Journal d'un catholique libertaire
Qui a pris ses distances vis à vis de l'Eglise, de sa hiérarchie et de son pouvoir
Dimanche 23 mars 2025
3ème dimanche du Temps Ordinaire – Année C

Bonne Nouvelle de notre Seigneur Jésus en Luc 13, 1-9
En ce temps-là, certains vinrent annoncer à Jésus ce qui était arrivé aux Galiléens dont Pilate avait mêlé le sang à celui de leurs sacrifices. Jésus leur répondit : « Pensez-vous que ces Galiléens étaient des pécheurs plus grands que tous les autres Galiléens, parce qu’ils ont souffert cela ? Non, je vous le dis ; mais si vous ne vous repentez pas, vous périrez tous pareillement. Ou ces dix-huit sur qui tomba la tour de Siloé et qu’elle tua, pensez-vous qu’ils étaient plus coupables que tous les hommes habitant Jérusalem ? Non, je vous le dis ; mais si vous ne vous repentez pas, vous périrez tous de la même manière. » Il disait aussi cette parabole : « Un homme avait un figuier planté dans sa vigne, et il vint chercher du fruit sur lui, mais il n’en trouva pas. Il dit alors au vigneron : “Voilà trois ans que je viens chercher du fruit sur ce figuier, et je n’en trouve pas.
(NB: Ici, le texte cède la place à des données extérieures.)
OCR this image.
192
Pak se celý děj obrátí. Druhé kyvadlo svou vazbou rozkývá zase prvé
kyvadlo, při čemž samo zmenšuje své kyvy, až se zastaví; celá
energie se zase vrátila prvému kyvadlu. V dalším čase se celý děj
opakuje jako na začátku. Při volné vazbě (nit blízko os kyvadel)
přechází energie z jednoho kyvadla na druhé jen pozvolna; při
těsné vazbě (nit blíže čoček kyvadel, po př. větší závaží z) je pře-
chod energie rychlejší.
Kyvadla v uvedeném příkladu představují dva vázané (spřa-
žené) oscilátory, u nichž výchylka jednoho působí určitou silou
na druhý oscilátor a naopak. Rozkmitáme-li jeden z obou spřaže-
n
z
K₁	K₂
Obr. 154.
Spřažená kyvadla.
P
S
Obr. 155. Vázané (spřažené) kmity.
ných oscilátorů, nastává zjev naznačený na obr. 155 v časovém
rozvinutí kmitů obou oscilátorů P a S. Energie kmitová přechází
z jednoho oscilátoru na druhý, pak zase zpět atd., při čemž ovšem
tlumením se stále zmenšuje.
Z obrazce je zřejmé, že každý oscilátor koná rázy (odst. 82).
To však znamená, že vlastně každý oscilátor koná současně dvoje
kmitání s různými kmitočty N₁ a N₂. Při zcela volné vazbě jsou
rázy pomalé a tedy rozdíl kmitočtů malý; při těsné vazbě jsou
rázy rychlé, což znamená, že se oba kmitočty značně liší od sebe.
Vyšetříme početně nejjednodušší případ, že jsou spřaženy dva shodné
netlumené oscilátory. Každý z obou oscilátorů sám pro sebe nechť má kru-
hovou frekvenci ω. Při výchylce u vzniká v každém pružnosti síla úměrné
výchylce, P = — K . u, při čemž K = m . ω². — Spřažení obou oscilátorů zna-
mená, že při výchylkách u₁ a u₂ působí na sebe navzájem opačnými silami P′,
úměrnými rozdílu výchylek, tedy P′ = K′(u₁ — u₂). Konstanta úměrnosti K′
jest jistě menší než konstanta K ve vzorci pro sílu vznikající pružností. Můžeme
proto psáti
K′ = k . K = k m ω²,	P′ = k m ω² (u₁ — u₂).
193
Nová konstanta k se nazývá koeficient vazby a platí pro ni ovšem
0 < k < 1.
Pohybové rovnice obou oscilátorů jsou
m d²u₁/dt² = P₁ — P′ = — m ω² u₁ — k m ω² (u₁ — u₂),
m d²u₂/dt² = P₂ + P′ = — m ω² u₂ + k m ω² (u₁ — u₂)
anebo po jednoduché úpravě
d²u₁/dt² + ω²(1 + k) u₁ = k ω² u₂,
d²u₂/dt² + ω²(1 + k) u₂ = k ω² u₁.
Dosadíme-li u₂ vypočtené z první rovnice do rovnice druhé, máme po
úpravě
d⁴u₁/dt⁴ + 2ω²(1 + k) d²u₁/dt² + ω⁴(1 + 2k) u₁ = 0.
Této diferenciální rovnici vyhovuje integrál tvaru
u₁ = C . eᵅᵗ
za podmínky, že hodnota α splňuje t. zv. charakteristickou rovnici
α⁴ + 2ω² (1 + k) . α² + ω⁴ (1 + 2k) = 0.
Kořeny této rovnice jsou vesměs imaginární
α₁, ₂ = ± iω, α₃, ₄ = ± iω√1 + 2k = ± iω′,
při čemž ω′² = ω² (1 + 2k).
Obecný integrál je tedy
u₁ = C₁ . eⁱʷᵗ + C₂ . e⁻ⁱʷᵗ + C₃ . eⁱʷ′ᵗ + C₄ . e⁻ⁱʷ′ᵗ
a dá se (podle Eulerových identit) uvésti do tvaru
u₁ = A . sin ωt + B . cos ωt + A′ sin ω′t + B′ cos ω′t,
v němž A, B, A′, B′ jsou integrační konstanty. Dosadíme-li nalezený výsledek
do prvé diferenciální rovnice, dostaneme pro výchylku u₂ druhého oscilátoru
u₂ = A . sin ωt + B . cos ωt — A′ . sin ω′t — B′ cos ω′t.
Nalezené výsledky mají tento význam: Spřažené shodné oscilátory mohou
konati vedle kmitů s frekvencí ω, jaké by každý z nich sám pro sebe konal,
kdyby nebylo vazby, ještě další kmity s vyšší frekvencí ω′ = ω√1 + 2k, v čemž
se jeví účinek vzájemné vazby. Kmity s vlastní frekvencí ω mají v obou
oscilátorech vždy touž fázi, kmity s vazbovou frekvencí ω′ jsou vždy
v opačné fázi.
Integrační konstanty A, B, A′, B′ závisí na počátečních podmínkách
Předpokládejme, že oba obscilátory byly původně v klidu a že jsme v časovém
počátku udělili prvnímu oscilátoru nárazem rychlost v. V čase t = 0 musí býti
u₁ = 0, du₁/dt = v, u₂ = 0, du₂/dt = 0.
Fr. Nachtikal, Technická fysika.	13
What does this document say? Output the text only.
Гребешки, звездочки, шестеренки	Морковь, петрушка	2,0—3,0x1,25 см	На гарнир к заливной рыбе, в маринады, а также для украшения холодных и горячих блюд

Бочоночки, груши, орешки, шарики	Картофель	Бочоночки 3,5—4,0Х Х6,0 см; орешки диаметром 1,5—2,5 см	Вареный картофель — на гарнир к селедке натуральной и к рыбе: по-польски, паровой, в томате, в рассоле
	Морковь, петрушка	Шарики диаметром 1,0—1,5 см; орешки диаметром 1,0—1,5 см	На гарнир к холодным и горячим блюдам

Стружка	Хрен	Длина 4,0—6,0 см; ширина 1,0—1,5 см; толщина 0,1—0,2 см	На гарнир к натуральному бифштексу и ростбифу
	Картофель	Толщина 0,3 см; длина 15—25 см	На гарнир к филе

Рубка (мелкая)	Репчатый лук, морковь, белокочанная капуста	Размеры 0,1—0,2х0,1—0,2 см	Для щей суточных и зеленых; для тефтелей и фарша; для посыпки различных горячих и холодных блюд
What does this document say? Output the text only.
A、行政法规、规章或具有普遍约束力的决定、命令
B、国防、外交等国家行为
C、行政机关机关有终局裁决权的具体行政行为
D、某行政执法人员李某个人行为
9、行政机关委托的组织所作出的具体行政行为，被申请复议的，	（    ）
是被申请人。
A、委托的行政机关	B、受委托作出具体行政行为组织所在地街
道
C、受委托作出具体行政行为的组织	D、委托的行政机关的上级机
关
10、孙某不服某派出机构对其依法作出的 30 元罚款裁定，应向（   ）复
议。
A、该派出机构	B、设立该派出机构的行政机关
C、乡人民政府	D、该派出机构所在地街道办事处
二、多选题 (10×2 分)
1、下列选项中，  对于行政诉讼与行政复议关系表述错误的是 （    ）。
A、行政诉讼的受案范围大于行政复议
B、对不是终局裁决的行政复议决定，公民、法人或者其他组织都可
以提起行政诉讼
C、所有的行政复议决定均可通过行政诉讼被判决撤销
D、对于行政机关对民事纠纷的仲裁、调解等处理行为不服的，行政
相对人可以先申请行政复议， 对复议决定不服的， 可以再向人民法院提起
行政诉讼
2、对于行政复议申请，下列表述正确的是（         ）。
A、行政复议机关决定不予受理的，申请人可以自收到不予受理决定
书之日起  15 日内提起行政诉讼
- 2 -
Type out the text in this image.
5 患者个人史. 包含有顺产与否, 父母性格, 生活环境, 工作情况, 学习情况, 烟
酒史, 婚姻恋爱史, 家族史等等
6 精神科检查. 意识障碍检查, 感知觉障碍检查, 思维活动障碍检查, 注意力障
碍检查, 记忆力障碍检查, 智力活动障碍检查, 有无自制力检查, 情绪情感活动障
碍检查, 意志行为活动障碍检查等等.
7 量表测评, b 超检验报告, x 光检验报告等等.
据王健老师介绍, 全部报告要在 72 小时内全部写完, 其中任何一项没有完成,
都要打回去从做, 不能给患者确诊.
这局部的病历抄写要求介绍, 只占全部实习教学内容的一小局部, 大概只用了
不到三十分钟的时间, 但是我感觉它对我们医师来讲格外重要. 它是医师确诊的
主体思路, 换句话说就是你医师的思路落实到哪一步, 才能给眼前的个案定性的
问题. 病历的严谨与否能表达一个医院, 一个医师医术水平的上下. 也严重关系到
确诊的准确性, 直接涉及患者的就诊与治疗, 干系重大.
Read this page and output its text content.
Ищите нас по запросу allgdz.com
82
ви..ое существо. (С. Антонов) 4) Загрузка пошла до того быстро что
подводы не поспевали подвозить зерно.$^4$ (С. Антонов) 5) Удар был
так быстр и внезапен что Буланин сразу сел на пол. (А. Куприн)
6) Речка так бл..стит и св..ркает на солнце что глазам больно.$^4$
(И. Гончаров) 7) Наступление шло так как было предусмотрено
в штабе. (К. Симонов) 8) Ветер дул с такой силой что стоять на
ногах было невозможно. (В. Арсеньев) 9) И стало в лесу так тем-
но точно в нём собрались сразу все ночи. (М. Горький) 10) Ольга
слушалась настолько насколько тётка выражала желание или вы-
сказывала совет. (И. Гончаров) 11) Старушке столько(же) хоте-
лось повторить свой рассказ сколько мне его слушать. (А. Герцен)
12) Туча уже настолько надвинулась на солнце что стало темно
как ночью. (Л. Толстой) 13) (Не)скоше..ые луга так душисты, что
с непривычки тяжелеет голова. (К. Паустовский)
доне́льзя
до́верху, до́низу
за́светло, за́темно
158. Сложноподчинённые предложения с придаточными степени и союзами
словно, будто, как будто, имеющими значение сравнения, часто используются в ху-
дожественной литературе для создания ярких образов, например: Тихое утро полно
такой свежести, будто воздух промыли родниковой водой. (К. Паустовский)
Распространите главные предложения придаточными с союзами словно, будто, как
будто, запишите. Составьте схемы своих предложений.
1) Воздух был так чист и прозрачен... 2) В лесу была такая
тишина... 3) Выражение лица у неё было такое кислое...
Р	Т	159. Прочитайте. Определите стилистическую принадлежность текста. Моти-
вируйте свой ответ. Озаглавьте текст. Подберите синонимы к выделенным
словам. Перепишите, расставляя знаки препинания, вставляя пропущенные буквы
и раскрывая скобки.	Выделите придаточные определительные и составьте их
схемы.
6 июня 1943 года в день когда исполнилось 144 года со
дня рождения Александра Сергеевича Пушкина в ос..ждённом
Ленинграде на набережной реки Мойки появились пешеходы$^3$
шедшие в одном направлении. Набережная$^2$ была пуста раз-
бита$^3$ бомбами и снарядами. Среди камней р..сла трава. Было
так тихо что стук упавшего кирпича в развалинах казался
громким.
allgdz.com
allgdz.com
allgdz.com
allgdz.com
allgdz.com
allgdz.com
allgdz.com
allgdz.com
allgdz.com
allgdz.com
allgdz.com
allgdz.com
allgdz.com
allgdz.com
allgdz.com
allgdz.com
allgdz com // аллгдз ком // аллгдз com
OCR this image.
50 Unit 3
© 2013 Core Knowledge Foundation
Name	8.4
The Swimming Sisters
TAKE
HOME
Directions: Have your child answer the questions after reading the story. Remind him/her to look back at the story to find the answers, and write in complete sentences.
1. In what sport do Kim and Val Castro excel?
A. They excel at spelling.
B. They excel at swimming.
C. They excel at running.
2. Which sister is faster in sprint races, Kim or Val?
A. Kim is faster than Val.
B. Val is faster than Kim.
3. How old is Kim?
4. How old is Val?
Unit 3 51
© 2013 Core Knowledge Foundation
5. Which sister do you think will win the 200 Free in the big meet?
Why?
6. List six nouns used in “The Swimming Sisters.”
Coupe-le ! Pourquoi donc use-t-il la terre inutilement ?” Mais celui-ci lui répondit : “Seigneur, laisse-le encore cette année, jusqu'à ce que je creuse autour et que j’y mette du fumier. Peut-être portera-t-il du fruit à l’avenir ; sinon, tu le couperas.” »
MESSAGE
Le texte de Luc 13, 1-9 est d’une radicalité brutale qui peut choquer. Ceux qui viennent parler à Notre Seigneur Jésus de l’exécution des Galiléens par Pilate semblent croire à une logique implacable : ces morts étaient-ils plus coupables que les autres ? Derrière leur question se cache une théologie de la rétribution immédiate, une manière de voir Dieu comme un comptable de la faute, qui distribuerait punitions et récompenses en temps réel.
Jésus démolit cette vision d’un coup sec : « Non, je vous le dis » (οὐχί, λέγω ὑμῖν).
Ce « non » grec est sans appel, il rejette toute tentative d’interprétation simpliste. Il enfonce le clou en rappelant un autre fait divers : la chute de la tour de Siloé. Là encore, l’idée d’un Dieu justicier à la main prompte est rejetée. Mais notre Seigneur Jésus ne se contente pas de nier : il retourne la question et la replace sur le terrain personnel. Le problème n’est pas de savoir si ces morts le méritaient, mais de réaliser que nous sommes tous aussi vulnérables. Le mot-grec est μετανοῆτε (metanoeite), ce verbe souvent traduit par « se repentir », mais qui signifie bien plus : changer de regard, retourner son être entier, refuser la sclérose spirituelle.
La parabole du figuier vient approfondir cette perspective. Dans la Bible, le figuier est souvent un symbole d’Israël, mais aussi, plus largement, de l’humain placé sous le regard de Dieu. Ce figuier, trois anssans donner de fruits. Trois ans, dans la Bible, c’est une durée symbolique : celle de la vie missionnaire de notre Seigneur Jésus, et dans notre évangile, celle du temps de la patience divine avant la décision finale.
Le propriétaire du champ veut le couper – logique économique implacable : une terre exploitée doit produire. Mais le vigneron, figure de notre Seigneur Jésus ou du principe de miséricorde, intervient : « laisse-le encore cette année ». Ce verbe grec ἄφες (aphes) est fondamental : il signifie « laisser », mais c’est aussi le mot est utilisé pour le pardon. Nous retrouvons ce verbe grec à plusieurs reprises dans la deuxième alliance.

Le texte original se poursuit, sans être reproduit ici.